当市では、02年に市役所内部で「コンパクトなまちづくり研究会」が立ち上げられ、06年には富山ライトレールが開業した。その結果、地域の魅力が向上し、全国から企業が進出してきたため、域外本社への利益移転等が増えている側面もあり、このこと自体はやむを得ない面もあろう。ただ、第3次産業の移輸入超過(所得流出)は、地域で相応規模の需要があるにもかかわらず地域で供給できていないということであり、改善の余地があるのではないか
求められるビッグ・パーパス
実は、この第3次産業の移輸入超過は、富山市に限らず多くの地方都市の課題だ。チェーン店が広く全国に普及したことや、クラスター化による生産性向上が製造業ほど明確でないことも要因であろう。ただ、結果的に、地方の独自性が薄れ、クリエイティブな仕事が地方で減少していることは事実である。
全米一住みたい都市のポートランドは都市政策の力点をシビック・プライドの醸成に置き、自然と共生する都市像を提示している。また、フランス・パリでは自転車で15分以内に都市機能にアクセスできるようにする「15分シティ」を掲げ、住民中心の豊かな生活像を提示している。いずれも個性豊かな個店が多く地域でサービスを生み出している都市だ。
当市のコンパクトなまちづくりは、さまざまな課題に対応することから、環境未来都市(11年)、SDGs未来都市(18年)など国の施策のみならず、ロックフェラー財団の「100のレジリエント・シティ」(14年)などにも選定されている。

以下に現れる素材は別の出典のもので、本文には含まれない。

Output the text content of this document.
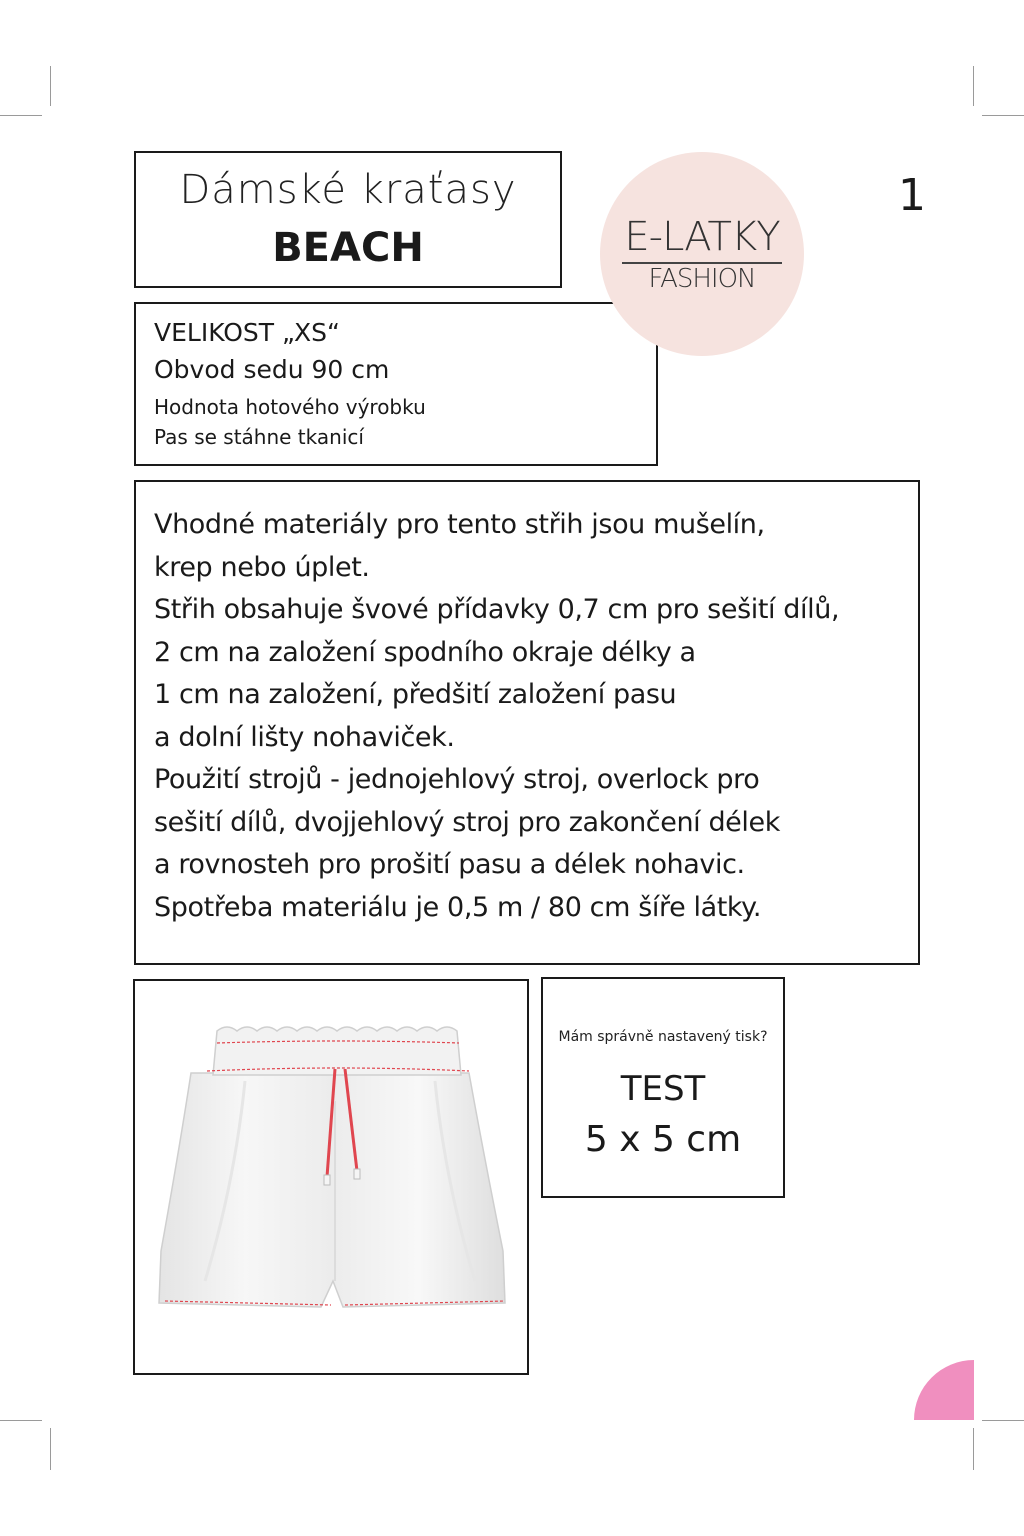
Dámské kraťasy
BEACH
1
VELIKOST „XS“
Obvod sedu 90 cm
Hodnota hotového výrobku
Pas se stáhne tkanicí
E-LATKY
FASHION
Vhodné materiály pro tento střih jsou mušelín,
krep nebo úplet.
Střih obsahuje švové přídavky 0,7 cm pro sešití dílů,
2 cm na založení spodního okraje délky a
1 cm na založení, předšití založení pasu
a dolní lišty nohaviček.
Použití strojů - jednojehlový stroj, overlock pro
sešití dílů, dvojjehlový stroj pro zakončení délek
a rovnosteh pro prošití pasu a délek nohavic.
Spotřeba materiálu je 0,5 m / 80 cm šíře látky.
Mám správně nastavený tisk?
TEST
5 x 5 cm
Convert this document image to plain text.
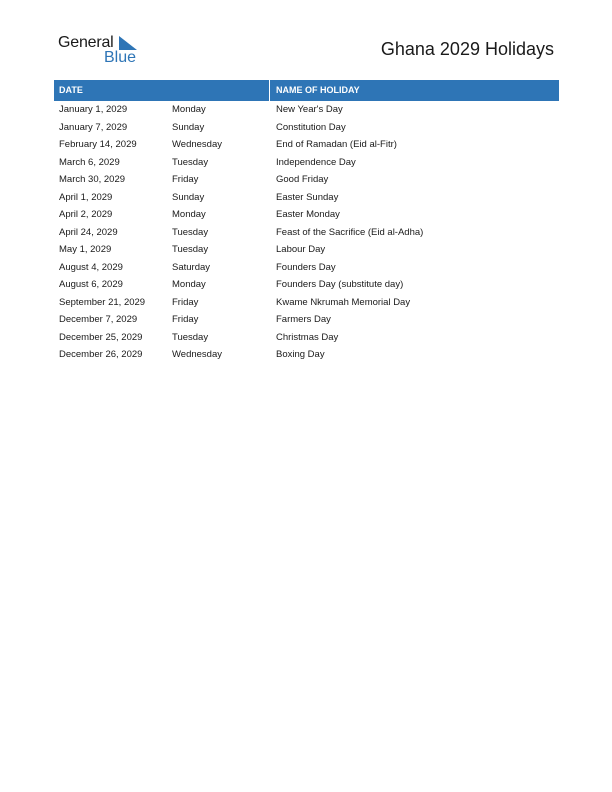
General
Blue	Ghana 2029 Holidays
DATE	NAME OF HOLIDAY
January 1, 2029	Monday	New Year's Day
January 7, 2029	Sunday	Constitution Day
February 14, 2029	Wednesday	End of Ramadan (Eid al-Fitr)
March 6, 2029	Tuesday	Independence Day
March 30, 2029	Friday	Good Friday
April 1, 2029	Sunday	Easter Sunday
April 2, 2029	Monday	Easter Monday
April 24, 2029	Tuesday	Feast of the Sacrifice (Eid al-Adha)
May 1, 2029	Tuesday	Labour Day
August 4, 2029	Saturday	Founders Day
August 6, 2029	Monday	Founders Day (substitute day)
September 21, 2029	Friday	Kwame Nkrumah Memorial Day
December 7, 2029	Friday	Farmers Day
December 25, 2029	Tuesday	Christmas Day
December 26, 2029	Wednesday	Boxing Day
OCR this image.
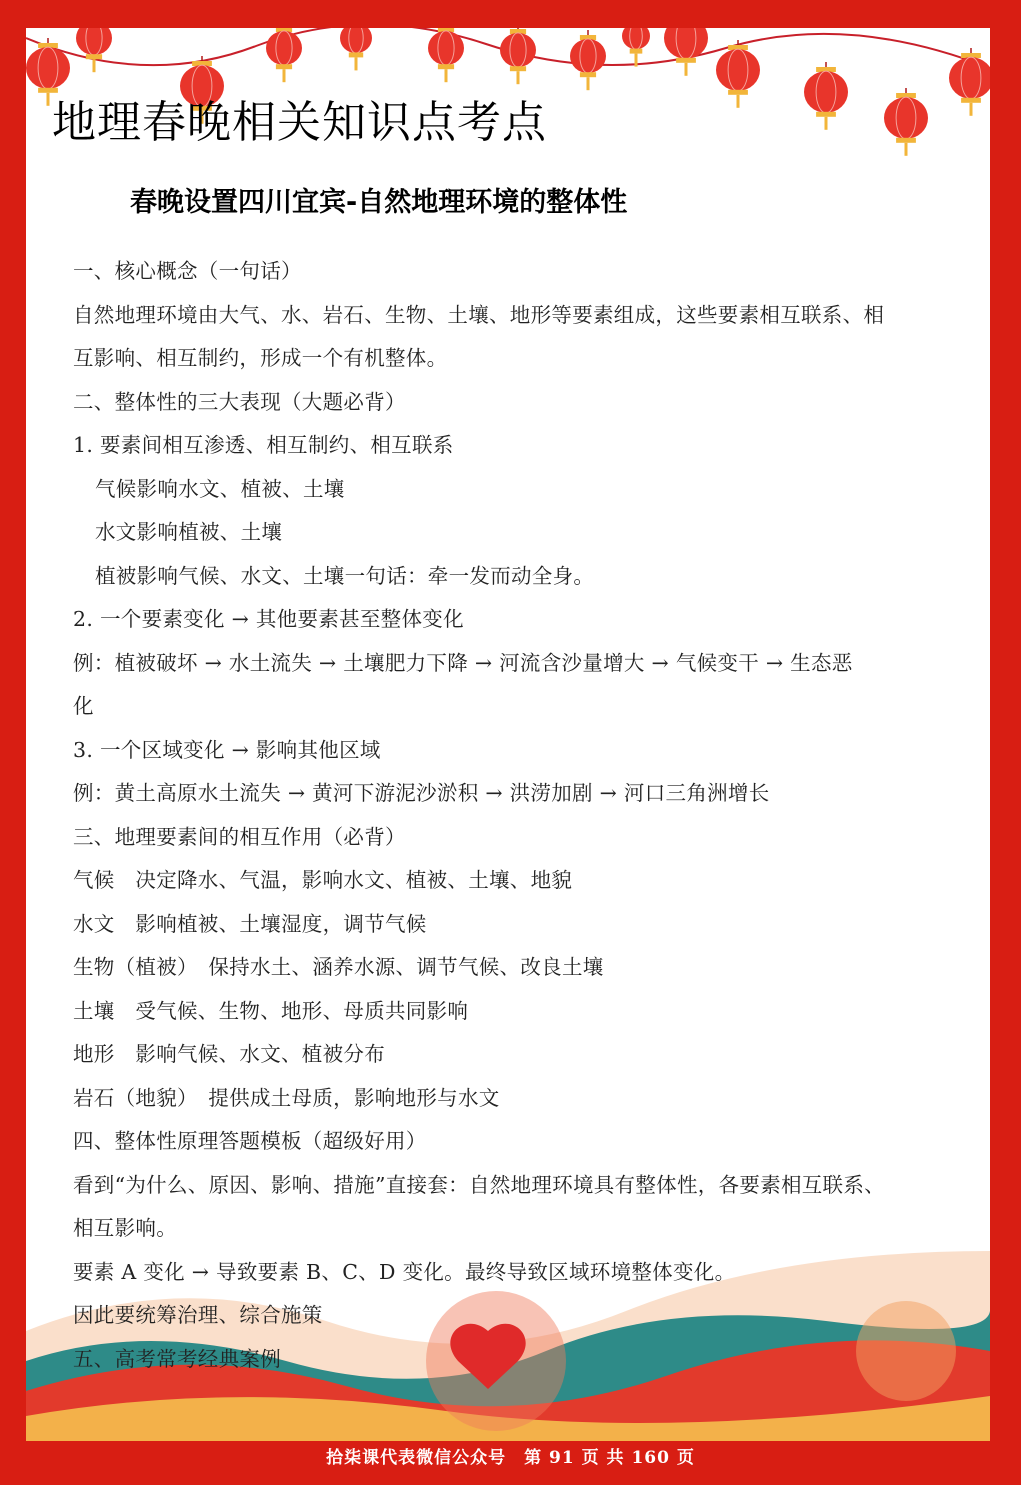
地理春晚相关知识点考点
春晚设置四川宜宾-自然地理环境的整体性
一、核心概念（一句话）
自然地理环境由大气、水、岩石、生物、土壤、地形等要素组成，这些要素相互联系、相
互影响、相互制约，形成一个有机整体。
二、整体性的三大表现（大题必背）
1. 要素间相互渗透、相互制约、相互联系
气候影响水文、植被、土壤
水文影响植被、土壤
植被影响气候、水文、土壤一句话：牵一发而动全身。
2. 一个要素变化 → 其他要素甚至整体变化
例：植被破坏 → 水土流失 → 土壤肥力下降 → 河流含沙量增大 → 气候变干 → 生态恶
化
3. 一个区域变化 → 影响其他区域
例：黄土高原水土流失 → 黄河下游泥沙淤积 → 洪涝加剧 → 河口三角洲增长
三、地理要素间的相互作用（必背）
气候　决定降水、气温，影响水文、植被、土壤、地貌
水文　影响植被、土壤湿度，调节气候
生物（植被）　保持水土、涵养水源、调节气候、改良土壤
土壤　受气候、生物、地形、母质共同影响
地形　影响气候、水文、植被分布
岩石（地貌）　提供成土母质，影响地形与水文
四、整体性原理答题模板（超级好用）
看到“为什么、原因、影响、措施”直接套：自然地理环境具有整体性，各要素相互联系、
相互影响。
要素 A 变化 → 导致要素 B、C、D 变化。最终导致区域环境整体变化。
因此要统筹治理、综合施策
五、高考常考经典案例
拾柒课代表微信公众号　第 91 页 共 160 页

「将来市民」に負の遺産を残さないという問題意識が共有された成果であろう。
ただ、地方創生を代表する当市だからこそ、課題解決を乗り越えた先にある「将来市民」の豊かな暮らし、それを実現する取り組みを示すことが必要である。新たにスマートシティ政策が掲げられているが、データの活用を通じ第3次産業の活性化も図り、地域経済循環の再構築にもつなげていくことが求められている。
20年3月に富山駅路面電車南北接続が開業し、市街地の南北一体化が実現した今こそ、課題への対応にとどまることなく、将来の豊かな暮らし実現の目標となる「地方発の魅力ある都市像」を提示すること、それが富山市の羅針盤である。